The timing couldn’t be better.

In the words of evangelical climate scientist Katharine Hayhoe, “A thermometer isn’t Democratic or Republican. It doesn’t give us a different number depending on how we vote. And climate change isn’t a liberal or conservative issue. It is a human issue. We care about a changing climate because it affects every single one of us who share this planet — the only home we have.” With that said, conservatives are the most important voice to the climate movement right now. Everyone knows where the environmental left stands on climate change. Most people have heard of the Green New Deal, even if they don’t know exactly what’s envisioned by it. Where is the counterpart?

We have an idea.

The great Reagan adviser, conservative economist Milton Friedman, believed in taxing behavior you want less of. It’s as simple as that. We want less carbon pollution, so we have to tax carbon.

Taxing carbon is the small-government solution to climate change because it’s a matter of simple accountability. When you make all polluters accountable for the impacts of emissions by putting a price on those impacts, sooty electricity, for example, loses out to solar, wind, hydro and nuclear power — not because government picked them as winners, but because consumers can see that cleaner sources are actually cheaper when you consider the costs associated with burning fossil fuels. Self-interest and good economics would drive innovation — not fickle tax incentives, clumsy mandates or intrusive regulations. Under this vision, the tax would be paired with a dollar-for-dollar reduction in existing taxes or a dividend of all the carbon tax revenue back to the citizenry, making it revenue-neutral.
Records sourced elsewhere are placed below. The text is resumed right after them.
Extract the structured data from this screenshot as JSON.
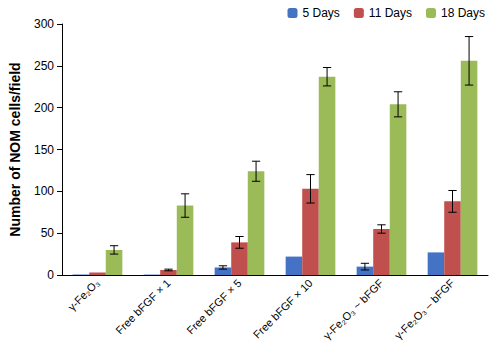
{
  "chart_data": {
    "type": "bar",
    "y_label": "Number of NOM cells/field",
    "categories": [
      "γ-Fe₂O₃",
      "Free bFGF × 1",
      "Free bFGF × 5",
      "Free bFGF × 10",
      "γ-Fe₂O₃ ~ bFGF",
      "γ-Fe₂O₃ – bFGF"
    ],
    "series": [
      {
        "name": "5 Days",
        "color": "#4472c4",
        "values": [
          0.5,
          0.5,
          9,
          22,
          10,
          27
        ],
        "errors": [
          0,
          0,
          2,
          0,
          4,
          0
        ]
      },
      {
        "name": "11 Days",
        "color": "#c0504d",
        "values": [
          3,
          6,
          39,
          103,
          55,
          88
        ],
        "errors": [
          0,
          1,
          7,
          17,
          5,
          13
        ]
      },
      {
        "name": "18 Days",
        "color": "#9bbb59",
        "values": [
          30,
          83,
          124,
          237,
          204,
          256
        ],
        "errors": [
          5,
          14,
          12,
          11,
          15,
          29
        ]
      }
    ],
    "ylim": [
      0,
      300
    ],
    "yticks": [
      0,
      50,
      100,
      150,
      200,
      250,
      300
    ],
    "grid": false,
    "legend": "top-right"
  }
}
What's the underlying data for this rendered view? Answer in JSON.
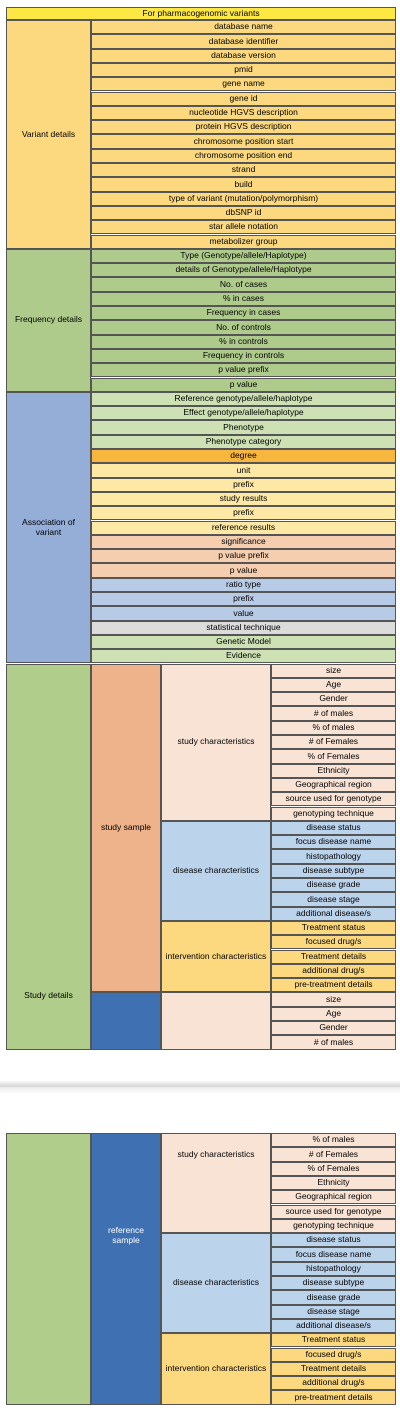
{
  "header": "For pharmacogenomic variants",
  "colors": {
    "header": "#fde843",
    "variant": "#fcd97f",
    "frequency": "#aecb8c",
    "association_group": "#94aed8",
    "study": "#b0cd8c",
    "study_sample": "#eeb38a",
    "reference_sample": "#3f71b2",
    "study_characteristics": "#f9e3d5",
    "disease_characteristics": "#bcd3ec",
    "intervention_characteristics": "#fcd97f",
    "assoc_light_green": "#cde1b4",
    "assoc_orange": "#f7b73e",
    "assoc_yellow": "#fde8a5",
    "assoc_peach": "#f4ceaf",
    "assoc_blue": "#b8cbe6",
    "assoc_grey": "#dcdcdc"
  },
  "variant": {
    "label": "Variant details",
    "items": [
      "database name",
      "database identifier",
      "database version",
      "pmid",
      "gene name",
      "gene id",
      "nucleotide HGVS description",
      "protein HGVS description",
      "chromosome position start",
      "chromosome position end",
      "strand",
      "build",
      "type of variant (mutation/polymorphism)",
      "dbSNP id",
      "star allele notation",
      "metabolizer group"
    ]
  },
  "frequency": {
    "label": "Frequency details",
    "items": [
      "Type (Genotype/allele/Haplotype)",
      "details of Genotype/allele/Haplotype",
      "No. of cases",
      "% in cases",
      "Frequency in cases",
      "No. of controls",
      "% in controls",
      "Frequency in controls",
      "p value prefix",
      "p value"
    ]
  },
  "association": {
    "label": "Association of variant",
    "items": [
      {
        "text": "Reference genotype/allele/haplotype",
        "c": "assoc_light_green"
      },
      {
        "text": "Effect genotype/allele/haplotype",
        "c": "assoc_light_green"
      },
      {
        "text": "Phenotype",
        "c": "assoc_light_green"
      },
      {
        "text": "Phenotype category",
        "c": "assoc_light_green"
      },
      {
        "text": "degree",
        "c": "assoc_orange"
      },
      {
        "text": "unit",
        "c": "assoc_yellow"
      },
      {
        "text": "prefix",
        "c": "assoc_yellow"
      },
      {
        "text": "study results",
        "c": "assoc_yellow"
      },
      {
        "text": "prefix",
        "c": "assoc_yellow"
      },
      {
        "text": "reference results",
        "c": "assoc_yellow"
      },
      {
        "text": "significance",
        "c": "assoc_peach"
      },
      {
        "text": "p value prefix",
        "c": "assoc_peach"
      },
      {
        "text": "p value",
        "c": "assoc_peach"
      },
      {
        "text": "ratio type",
        "c": "assoc_blue"
      },
      {
        "text": "prefix",
        "c": "assoc_blue"
      },
      {
        "text": "value",
        "c": "assoc_blue"
      },
      {
        "text": "statistical technique",
        "c": "assoc_grey"
      },
      {
        "text": "Genetic Model",
        "c": "assoc_light_green"
      },
      {
        "text": "Evidence",
        "c": "assoc_light_green"
      }
    ]
  },
  "study_details": {
    "label": "Study details",
    "study_sample": {
      "label": "study sample",
      "study_characteristics": {
        "label": "study characteristics",
        "items": [
          "size",
          "Age",
          "Gender",
          "# of males",
          "% of males",
          "# of Females",
          "% of Females",
          "Ethnicity",
          "Geographical region",
          "source used for genotype",
          "genotyping technique"
        ]
      },
      "disease_characteristics": {
        "label": "disease characteristics",
        "items": [
          "disease status",
          "focus disease name",
          "histopathology",
          "disease subtype",
          "disease grade",
          "disease stage",
          "additional disease/s"
        ]
      },
      "intervention_characteristics": {
        "label": "intervention characteristics",
        "items": [
          "Treatment status",
          "focused drug/s",
          "Treatment details",
          "additional drug/s",
          "pre-treatment details"
        ]
      }
    },
    "reference_sample_top": {
      "items": [
        "size",
        "Age",
        "Gender",
        "# of males"
      ]
    },
    "reference_sample": {
      "label": "reference sample",
      "study_characteristics": {
        "label": "study characteristics",
        "items": [
          "% of males",
          "# of Females",
          "% of Females",
          "Ethnicity",
          "Geographical region",
          "source used for genotype",
          "genotyping technique"
        ]
      },
      "disease_characteristics": {
        "label": "disease characteristics",
        "items": [
          "disease status",
          "focus disease name",
          "histopathology",
          "disease subtype",
          "disease grade",
          "disease stage",
          "additional disease/s"
        ]
      },
      "intervention_characteristics": {
        "label": "intervention characteristics",
        "items": [
          "Treatment status",
          "focused drug/s",
          "Treatment details",
          "additional drug/s",
          "pre-treatment details"
        ]
      }
    }
  }
}
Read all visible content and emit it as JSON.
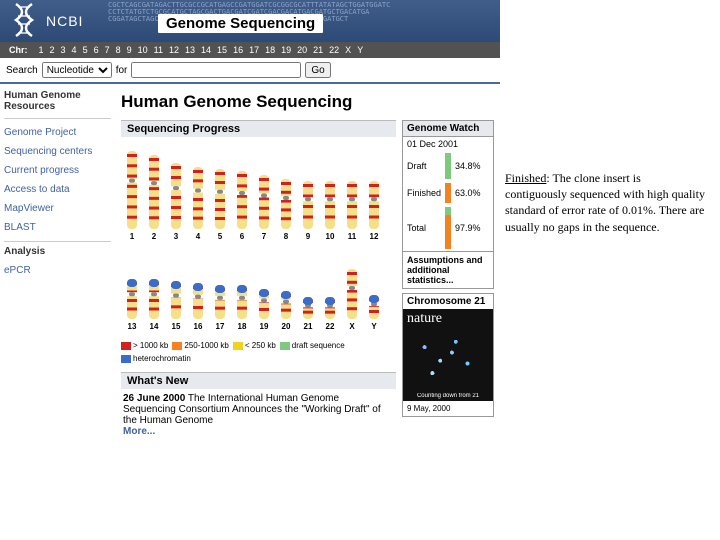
{
  "banner": {
    "site": "NCBI",
    "title": "Genome Sequencing",
    "dna_seq": "CGCTCAGCGATAGACTTGCGCCGCATGAGCCGATGGATCGCGGCGCATTTATATAGCTGGATGGATC\nCCTCTATGTCTGCGCATGCTAGCGACTGACGATCGATCGACGACATGACGATGCTGACATGA\nCGGATAGCTAGCTAGCGATGCGATGCTAGCATCGTAGCTAGCTAGCTGATCGATGCT"
  },
  "chrnav": {
    "label": "Chr:",
    "items": [
      "1",
      "2",
      "3",
      "4",
      "5",
      "6",
      "7",
      "8",
      "9",
      "10",
      "11",
      "12",
      "13",
      "14",
      "15",
      "16",
      "17",
      "18",
      "19",
      "20",
      "21",
      "22",
      "X",
      "Y"
    ]
  },
  "search": {
    "label": "Search",
    "dropdown": "Nucleotide",
    "for": "for",
    "go": "Go"
  },
  "sidebar": {
    "heading": "Human Genome Resources",
    "links": [
      "Genome Project",
      "Sequencing centers",
      "Current progress",
      "Access to data",
      "MapViewer",
      "BLAST"
    ],
    "heading2": "Analysis",
    "links2": [
      "ePCR"
    ]
  },
  "main": {
    "h1": "Human Genome Sequencing",
    "progress_hd": "Sequencing Progress",
    "watch": {
      "title": "Genome Watch",
      "date": "01 Dec 2001",
      "rows": [
        {
          "label": "Draft",
          "pct": "34.8%",
          "cls": "draft"
        },
        {
          "label": "Finished",
          "pct": "63.0%",
          "cls": "fin"
        },
        {
          "label": "Total",
          "pct": "97.9%",
          "cls": "tot"
        }
      ],
      "more": "Assumptions and additional statistics..."
    },
    "legend": [
      {
        "c": "#d31f1f",
        "t": "> 1000 kb"
      },
      {
        "c": "#f58220",
        "t": "250-1000 kb"
      },
      {
        "c": "#f2d21f",
        "t": "< 250 kb"
      },
      {
        "c": "#7fc97f",
        "t": "draft sequence"
      },
      {
        "c": "#3a6cc9",
        "t": "heterochromatin"
      }
    ],
    "whatsnew_hd": "What's New",
    "whatsnew": "26 June 2000 The International Human Genome Sequencing Consortium Announces the \"Working Draft\" of the Human Genome",
    "more": "More...",
    "nature": {
      "hd": "Chromosome 21",
      "title": "nature",
      "cap": "Counting down from 21",
      "date": "9 May, 2000"
    }
  },
  "annotation": {
    "term": "Finished",
    "text": ": The clone insert is contiguously sequenced with high quality standard of error rate of 0.01%. There are usually no gaps in the sequence."
  },
  "chromosomes": {
    "row1": [
      "1",
      "2",
      "3",
      "4",
      "5",
      "6",
      "7",
      "8",
      "9",
      "10",
      "11",
      "12"
    ],
    "row2": [
      "13",
      "14",
      "15",
      "16",
      "17",
      "18",
      "19",
      "20",
      "21",
      "22",
      "X",
      "Y"
    ],
    "heights1": [
      78,
      74,
      66,
      62,
      60,
      58,
      54,
      50,
      48,
      48,
      48,
      48
    ],
    "heights2": [
      40,
      40,
      38,
      36,
      34,
      34,
      30,
      28,
      22,
      22,
      50,
      24
    ],
    "band_color": "#d31f1f",
    "bg_color": "#f5e08a",
    "het_color": "#3a6cc9",
    "cent_color": "#888"
  }
}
Doing nothing is no longer an option. As more and more American businesses, including the oil and gas industry, see the opportunities, not just the costs, of acting on climate change, the more likely we are to find that sweet spot that both sides of the aisle can agree on.

Which is just what the doctor ordered. We must come together quickly to enact durable, economy-wide solutions to climate change. It’s important to get this right before Big Government gets it wrong.

Bob Inglis represented South Carolina in the U.S. House of Representatives from 1993-99 and from 2005-11. He directs, a community of conservatives advancing free-enterprise solutions to climate change.